In terms of those who have written a computer programme, Ireland’s 16-24 year olds reported 13% of population against EA12 20.5% and EU27 average of 20%. For overall population (16-74 year olds), EA 12 average was 11.6%, EU27 average 10% and Ireland’s 9%. We are ranked 27th in the table in terms 16-24 year olds who have written a computer programme.

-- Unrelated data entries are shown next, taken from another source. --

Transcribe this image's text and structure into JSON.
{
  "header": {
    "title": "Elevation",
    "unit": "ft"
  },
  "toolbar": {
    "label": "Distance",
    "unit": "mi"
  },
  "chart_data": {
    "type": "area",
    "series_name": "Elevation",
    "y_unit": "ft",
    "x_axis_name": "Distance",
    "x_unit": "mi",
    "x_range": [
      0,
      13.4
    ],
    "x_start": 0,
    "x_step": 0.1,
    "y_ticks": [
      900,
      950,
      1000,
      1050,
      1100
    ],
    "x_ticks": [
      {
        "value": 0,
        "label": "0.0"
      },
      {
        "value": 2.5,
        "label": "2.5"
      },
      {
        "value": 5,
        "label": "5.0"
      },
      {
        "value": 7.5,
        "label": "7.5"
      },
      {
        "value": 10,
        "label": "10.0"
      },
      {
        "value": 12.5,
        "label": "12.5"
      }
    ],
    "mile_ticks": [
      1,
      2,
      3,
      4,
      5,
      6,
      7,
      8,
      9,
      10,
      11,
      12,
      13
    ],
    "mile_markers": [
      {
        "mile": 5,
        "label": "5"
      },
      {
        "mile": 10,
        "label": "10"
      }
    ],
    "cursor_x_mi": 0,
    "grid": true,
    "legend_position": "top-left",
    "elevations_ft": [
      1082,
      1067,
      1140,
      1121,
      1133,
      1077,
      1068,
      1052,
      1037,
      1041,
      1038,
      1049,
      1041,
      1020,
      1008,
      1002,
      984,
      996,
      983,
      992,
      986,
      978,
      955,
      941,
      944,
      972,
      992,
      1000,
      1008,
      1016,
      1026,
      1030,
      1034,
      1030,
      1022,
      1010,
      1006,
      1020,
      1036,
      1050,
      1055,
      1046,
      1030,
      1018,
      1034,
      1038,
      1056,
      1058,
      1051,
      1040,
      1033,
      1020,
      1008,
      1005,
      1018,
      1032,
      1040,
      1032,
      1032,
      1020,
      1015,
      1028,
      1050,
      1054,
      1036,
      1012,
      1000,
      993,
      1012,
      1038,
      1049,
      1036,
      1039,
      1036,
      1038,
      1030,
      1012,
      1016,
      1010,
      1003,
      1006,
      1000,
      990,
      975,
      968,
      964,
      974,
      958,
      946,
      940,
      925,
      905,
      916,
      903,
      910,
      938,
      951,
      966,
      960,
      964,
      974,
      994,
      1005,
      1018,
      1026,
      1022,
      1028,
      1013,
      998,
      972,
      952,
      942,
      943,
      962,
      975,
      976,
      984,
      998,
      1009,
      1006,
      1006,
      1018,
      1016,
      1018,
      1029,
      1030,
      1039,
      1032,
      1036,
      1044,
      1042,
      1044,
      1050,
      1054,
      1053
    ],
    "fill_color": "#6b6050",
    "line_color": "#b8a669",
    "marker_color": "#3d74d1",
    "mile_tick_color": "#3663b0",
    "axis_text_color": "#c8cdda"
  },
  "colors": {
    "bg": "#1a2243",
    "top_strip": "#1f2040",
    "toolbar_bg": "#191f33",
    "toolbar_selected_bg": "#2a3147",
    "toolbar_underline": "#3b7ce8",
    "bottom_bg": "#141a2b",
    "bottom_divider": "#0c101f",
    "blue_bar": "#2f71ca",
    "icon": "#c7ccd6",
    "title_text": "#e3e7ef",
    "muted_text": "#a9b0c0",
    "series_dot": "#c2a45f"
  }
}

In terms of overall score for the younger cohort of 16-24 year olds (summing up percentages for all categories, plus third level CS education proportion multiplied by factor 10), Ireland total score comes in at 321, well below the total score for EA12 (368.5) and EU27 (365). Ireland ranks 28th in the league table in terms of overall computer literacy score, ahead of only Bulgaria, Italy, and Romania. In summing up all ranks, Ireland’s combined rank is 148 against 120 for EA12 and for EU27.



In the last chart above, higher gap signals more advanced skills for the younger cohort compared to general population: Ireland has low rank and low gap, implying that younger cohort skills are advancing at a slower speed than in other countries from already low skills base. In contrast, Finland has relatively low gap combined with high overall rank, implying that Finland's younger cohorts have faster than in Ireland rate of growth in skills compared to much higher overall level of skills already in place for the general population. Slovenia and Latvia are examples of countries where skills are relatively high for the younger cohorts compared to other countries and are growing fast compared to older cohorts.